Sebuah paduan konsep ataukah benturan?
Oleh :
Muallimin,S.Th.I (Sarjana Theologi Islam)
Islam berasal dari bahasa Arab Salam yang berarti selamat, sentosa
dan damai. Kemudian diubah menjadi aslama yang berarti berserah diri,
masuk dalam kedamaian. Dilihat secara etimologi Islam adalah patuh,
taat, tunduk, dan berserah diri kepada Tuhan dengan tujuan untuk mencari
kebahagiaan dan keselamatan hidup di dunia dan akhirat. Sedangkan dari segi
istilah Islam adalah nama bagi suatu agama yang berasal dari Tuhan bukan dari
manusia. Nabi Muhammad saw, seorang nabi yang diutus oleh Allah untuk
menyampaikan dan menyebarkan agama Islam kepada seluruh umat manusia.

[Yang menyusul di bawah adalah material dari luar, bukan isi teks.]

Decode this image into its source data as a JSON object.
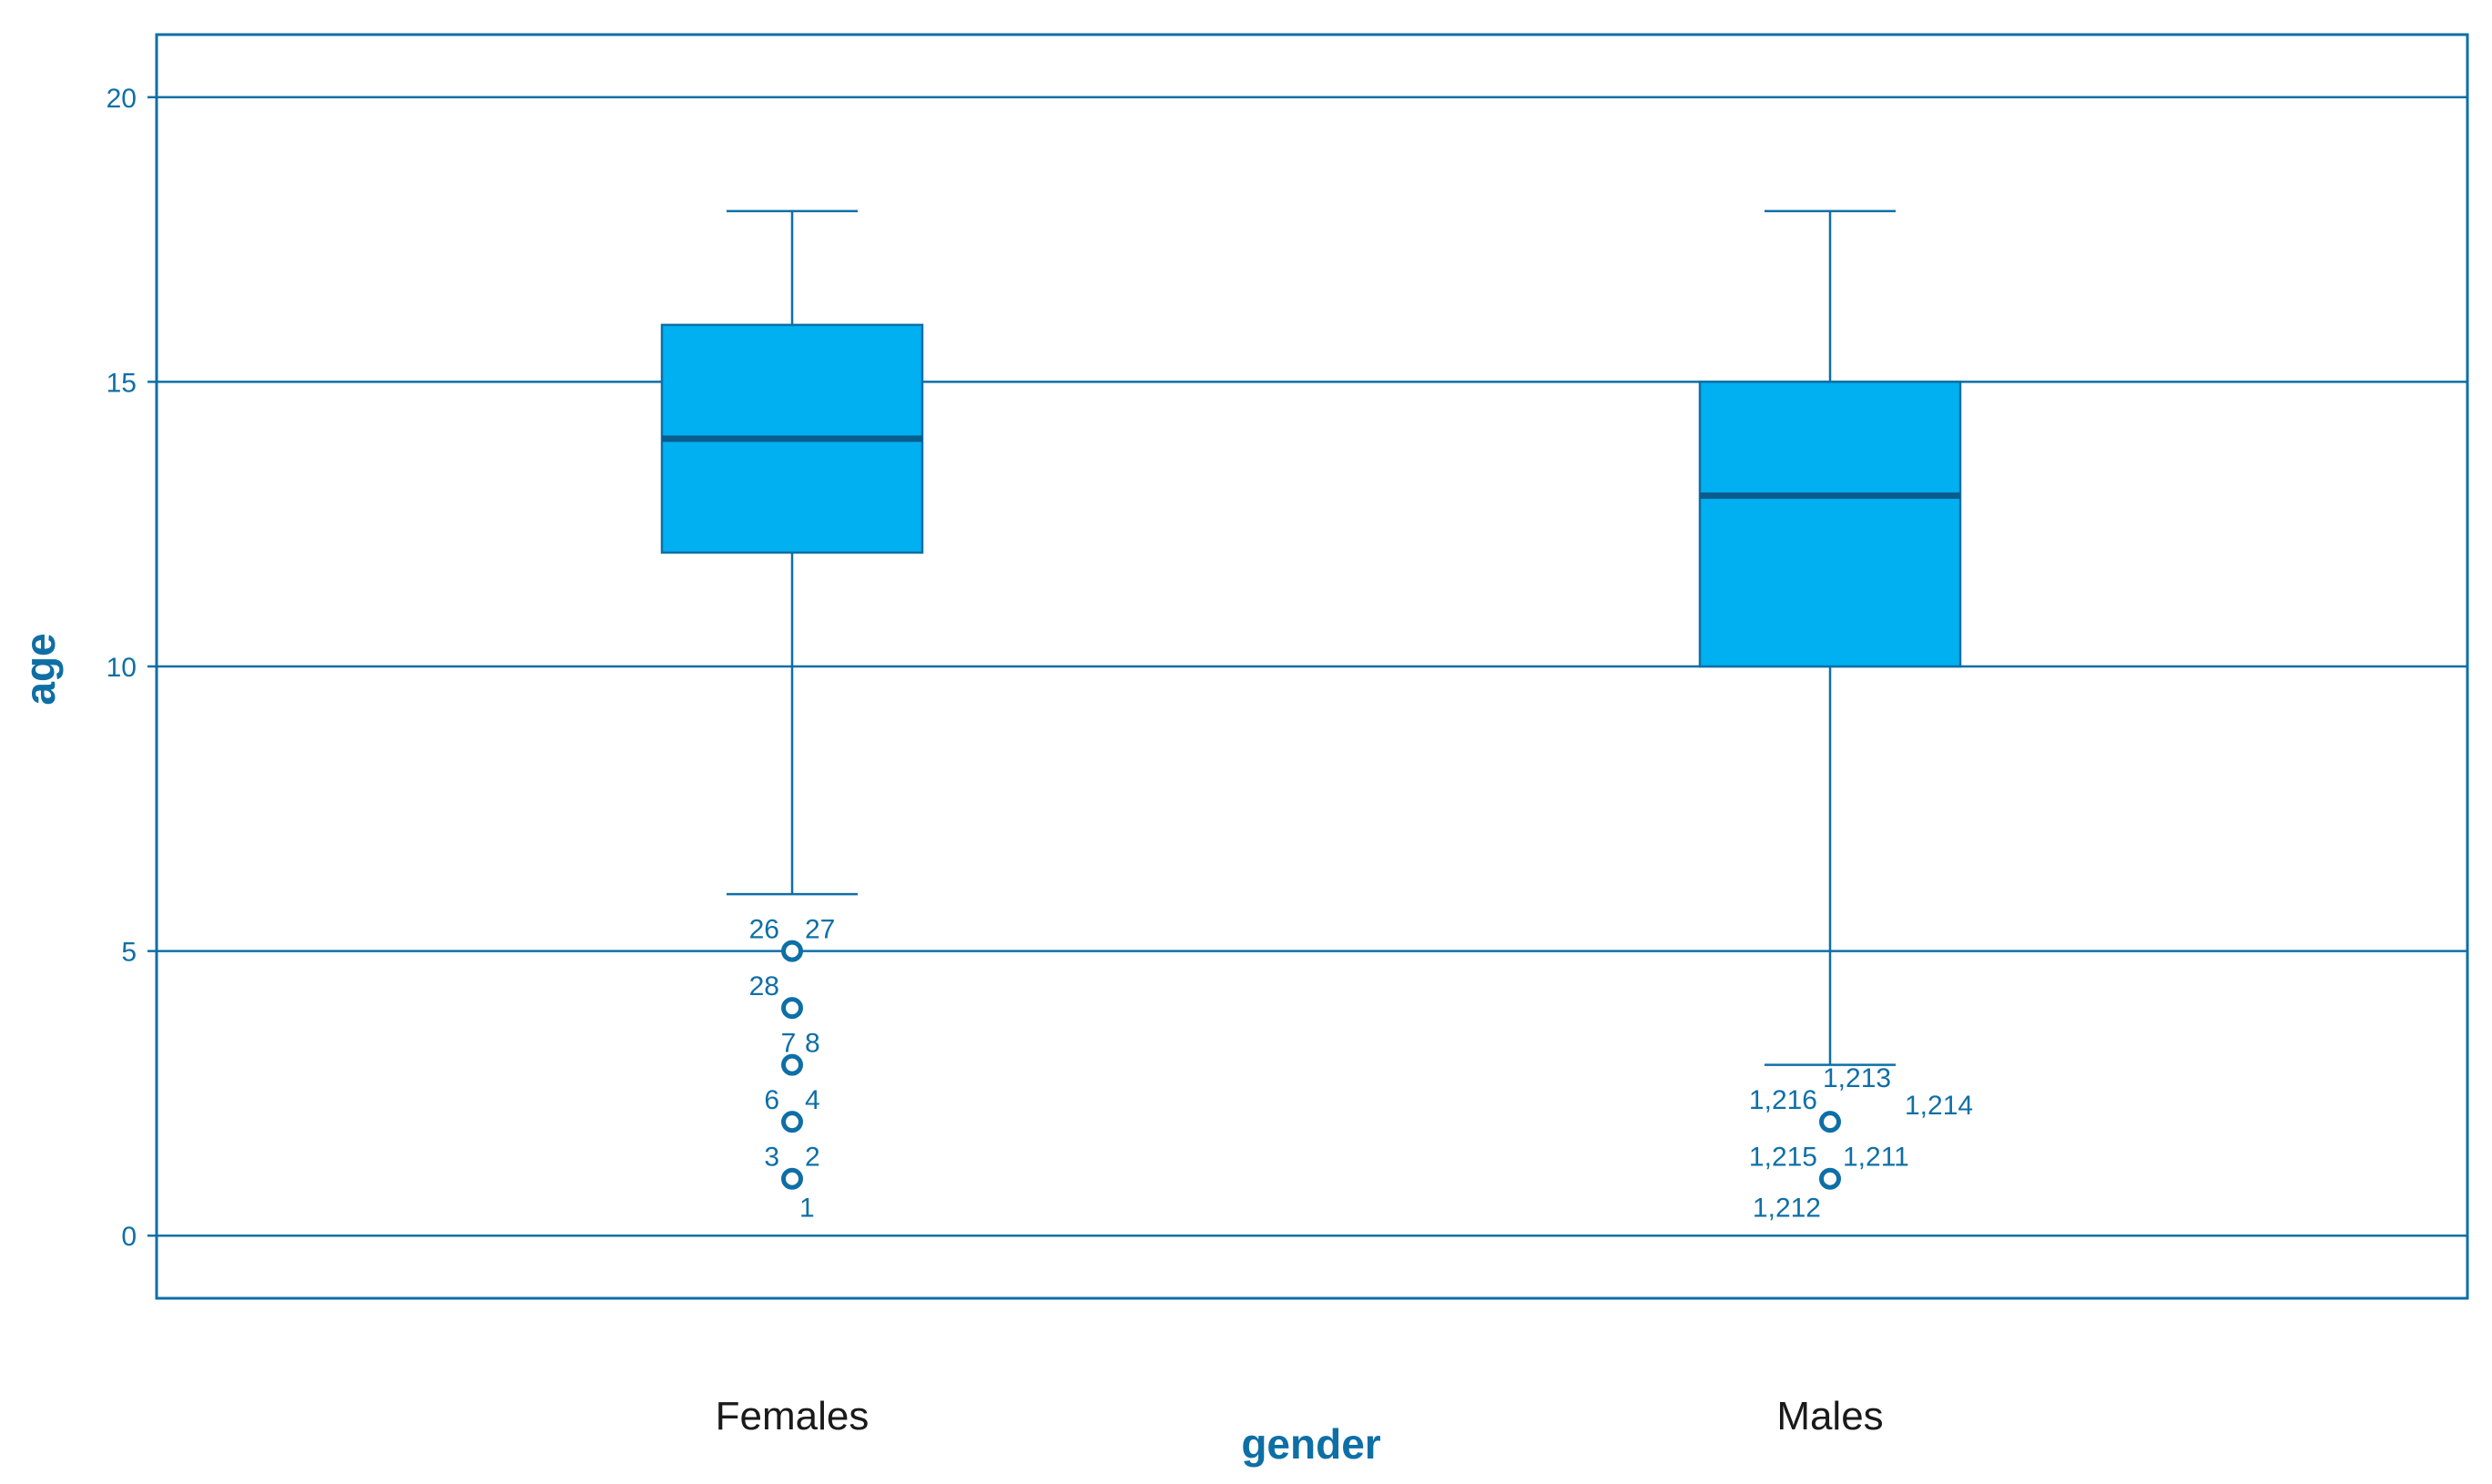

Demokrasi adalah suatu keadaan Negara dimana dalam sistem pemerintahan
kedaulatannya berada di tangan rakyat, kekuasaan tertinggi berada dalam
keputusan bersama rakyat, rakyat berkuasa, pemerintahan rakyat, dan kekuasaan
oleh rakyat. Secara teori demokrasi adalah sebagai suatu sistem yang dibentuk,
dijalankan, dan ditujukan untuk rakyat yang senantiasa mengalami berbagai
penyesuaian dan perubahan, sehingga seringkali penerapannya bersifat trial
and error atau bersifat project.
Di tengah proses demokrasi global, banyak kalangan ahli demokrasi di
antaranya Larry Diamond, Juan J. Linze, dan Seymour martin Lipset menyimpulkan
bahwa dunia Islam tidak mempunyai prospek untuk menjadi demokratis serta tidak
mempunyai pengalaman demokratis yang cukup handal.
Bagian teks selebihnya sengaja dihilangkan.